Un’altra critica ideologia che è stata mossa alla questione della coesione sociale è che anche dove
le cose vanno bene sotto il profilo della compattezza e dell’unione e delle relazioni improntante alla
fiducia, però questo tipo di compattezza e condivisione della maniera di vivere e dei valori ecc può
essere anche controproducente perché dicono alcuni studiosi in particolare Ceri, che in realtà
questa identità così compatta può avere come suo contro altare il fatto che vi è qualcun altro che
viene tenuto fuori queste reti identitarie cui si contrappone l’identità e il noi collettivo che viene
strutturandosi. In pratica è come dire noi genovesi e i meridionali, questo noi per costituirsi deve
sempre riferirsi a qualcuno che non c’entra e che non fa parte della comunità quindi un eccesso di
compattezza secondo quelli che sono le linee delle diverse dimensioni investite dalla coesione
sociale potrebbe paradossalmente essere controproducente. Vi è per esempio una riflessione fatta
dagli studiosi statunitensi che qui potremmo avere una città che ha quartieri che ha un alto gradi di
coesione però può essere che abbia un alto gradi di conflittualità all’interno dei vari quartieri perché
ogni quartiere potrebbe indirizzare le politiche locali verso quello che vuole il quartiere stesso e
magari non è la medesima richiesta del quartiere accanto creando conflittualità tra i quartieri.

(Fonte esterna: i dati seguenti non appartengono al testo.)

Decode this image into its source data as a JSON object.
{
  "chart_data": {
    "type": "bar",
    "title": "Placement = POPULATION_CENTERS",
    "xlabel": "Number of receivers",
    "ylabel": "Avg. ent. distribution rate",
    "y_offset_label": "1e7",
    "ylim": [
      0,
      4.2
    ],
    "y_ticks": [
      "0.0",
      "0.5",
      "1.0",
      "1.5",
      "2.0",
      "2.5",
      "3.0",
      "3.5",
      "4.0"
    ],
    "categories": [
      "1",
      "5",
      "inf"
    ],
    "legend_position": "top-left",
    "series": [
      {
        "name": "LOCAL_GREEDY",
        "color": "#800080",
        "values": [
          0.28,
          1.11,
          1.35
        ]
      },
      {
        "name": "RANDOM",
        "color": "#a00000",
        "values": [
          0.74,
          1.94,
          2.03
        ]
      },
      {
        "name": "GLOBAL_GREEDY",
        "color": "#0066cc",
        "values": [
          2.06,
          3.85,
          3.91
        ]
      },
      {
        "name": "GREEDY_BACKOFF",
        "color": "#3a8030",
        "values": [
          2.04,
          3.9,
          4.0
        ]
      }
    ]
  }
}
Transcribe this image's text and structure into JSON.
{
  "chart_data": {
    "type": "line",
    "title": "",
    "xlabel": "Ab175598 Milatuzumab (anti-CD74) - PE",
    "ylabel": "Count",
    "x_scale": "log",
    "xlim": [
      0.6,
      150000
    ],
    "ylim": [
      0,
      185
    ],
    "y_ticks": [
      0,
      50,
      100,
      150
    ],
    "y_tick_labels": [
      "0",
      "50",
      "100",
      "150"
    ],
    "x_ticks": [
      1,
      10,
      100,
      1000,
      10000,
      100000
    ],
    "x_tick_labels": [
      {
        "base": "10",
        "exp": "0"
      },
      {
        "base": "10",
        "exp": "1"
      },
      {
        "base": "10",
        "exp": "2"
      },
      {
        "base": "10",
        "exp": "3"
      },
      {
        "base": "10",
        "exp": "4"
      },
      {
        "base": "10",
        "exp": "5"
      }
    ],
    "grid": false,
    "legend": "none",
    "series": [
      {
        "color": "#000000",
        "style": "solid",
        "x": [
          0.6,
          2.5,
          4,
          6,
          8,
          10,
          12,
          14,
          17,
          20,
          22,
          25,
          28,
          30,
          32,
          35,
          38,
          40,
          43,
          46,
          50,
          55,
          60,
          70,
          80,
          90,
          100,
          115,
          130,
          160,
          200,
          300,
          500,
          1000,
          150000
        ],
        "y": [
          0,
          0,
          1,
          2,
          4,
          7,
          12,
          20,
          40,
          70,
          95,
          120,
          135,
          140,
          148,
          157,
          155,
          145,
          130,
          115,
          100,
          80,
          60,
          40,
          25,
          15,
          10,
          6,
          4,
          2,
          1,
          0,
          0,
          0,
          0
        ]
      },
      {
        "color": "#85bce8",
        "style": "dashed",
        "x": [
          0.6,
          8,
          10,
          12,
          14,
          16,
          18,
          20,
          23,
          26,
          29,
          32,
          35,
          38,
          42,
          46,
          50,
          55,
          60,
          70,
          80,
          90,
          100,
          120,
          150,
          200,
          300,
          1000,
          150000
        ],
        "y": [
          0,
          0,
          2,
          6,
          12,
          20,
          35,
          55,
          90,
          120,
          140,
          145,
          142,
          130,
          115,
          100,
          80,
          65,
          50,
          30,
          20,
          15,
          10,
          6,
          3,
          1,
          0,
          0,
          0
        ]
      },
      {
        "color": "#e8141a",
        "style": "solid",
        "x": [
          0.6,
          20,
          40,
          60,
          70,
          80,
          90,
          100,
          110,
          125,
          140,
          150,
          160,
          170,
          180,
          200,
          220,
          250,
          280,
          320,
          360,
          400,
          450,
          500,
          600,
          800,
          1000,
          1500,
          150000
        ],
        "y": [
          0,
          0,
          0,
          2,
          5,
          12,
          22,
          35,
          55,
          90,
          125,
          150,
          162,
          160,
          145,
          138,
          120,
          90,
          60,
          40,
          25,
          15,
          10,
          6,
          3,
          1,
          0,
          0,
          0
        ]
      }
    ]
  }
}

Questo è uno dei problemi teorici classici che pone anche la partecipazione politica perché è chiaro
che poi chi partecipa avanza anche delle pretese e delle aspirazioni e dei desideri e vuole indirizzare
l’azione delle mani pubbliche nella direzione che gli interessa e finisce per confliggere con altri
gruppi sociali rispetto a quelli che lui in un modo o nell’altro rappresenta. Perciò in una società
urbana molto frammentata e divisa come quella che viviamo, questi eccessi di coesione possono
aumentare la conflittualità e non ridurla. Se vi era un mondo coeso dal punto di vista sociale era
quello della Grecia delle poleis però poi le città si facevano la guerra le une con altre, guerre che
sono durate secoli tra le diverse città stato greche. Quindi non è detto che la coesione sociale sia di
per se stessa garanzia di pace e progresso.
In conclusione, in questo quasi concetto di coesione sociale ci sono anche degli elementi interessanti
e validi e questo non tanto sotto l’aspetto che è stato tratteggiato da alcuni studiosi come donzelo
di compattare il popolo tra diverse aree del pianeta, ma la questione della coesione può essere una
spia molto interessante dell’allentarsi dei legami sociali e della crescita delle difficoltà materiali di
alcune società, come strumento di indagine tutto questo universo ci possa dire qualcosa sulle realtà
che si vanno a indagare. È chiaro però che questo tipo di indagine, di utilizzo del quasi concetto di
coesione sociale deve tenere conto anche delle differenze dei livelli di vita e delle condizioni di vita,
allora la coesione sociale va vista come una sorta di processo in progress che parte dalla
considerazione delle differenze e cerca di introdurre delle politiche di miglioramento di queste
condizioni che mirino anche a una maggiore compattezza e ben vivere collettivo e comune. Legata
al benessere. Sicuramente l’idea che la coesione sociale si debba pensare come un processo che
investe un miglioramento delle condizioni delle società contemporanee è vero anche perché è vero
che uno degli aspetti che prende in considerazione il discorso della coesione è che si può partire
anche dai luoghi della marginalizzazione ecc si può partire per ricostruire una trama relazionare
positiva se si parte da esperienze che cercano di trasformare questi problemi locali in questioni che
interrogano la società nel suon complesso e aprono ambiti istituzionali interattivi e che muovono
processi decisionali più ampi e possono coinvolgere le istituzione e le amministrazioni locali in modo
da gettare le basi per uno sviluppo diverso. E si utilizza il concetto di coesione sociale in questa
prospettiva questo implica un discorso di partecipazione attiva dei cittadini mirata a cambiare le
condizioni di vita più generali e complessive, se letto quindi in questa chiave migliorativa e
trasformativa il concetto di coesione sociale presenta la sua validità.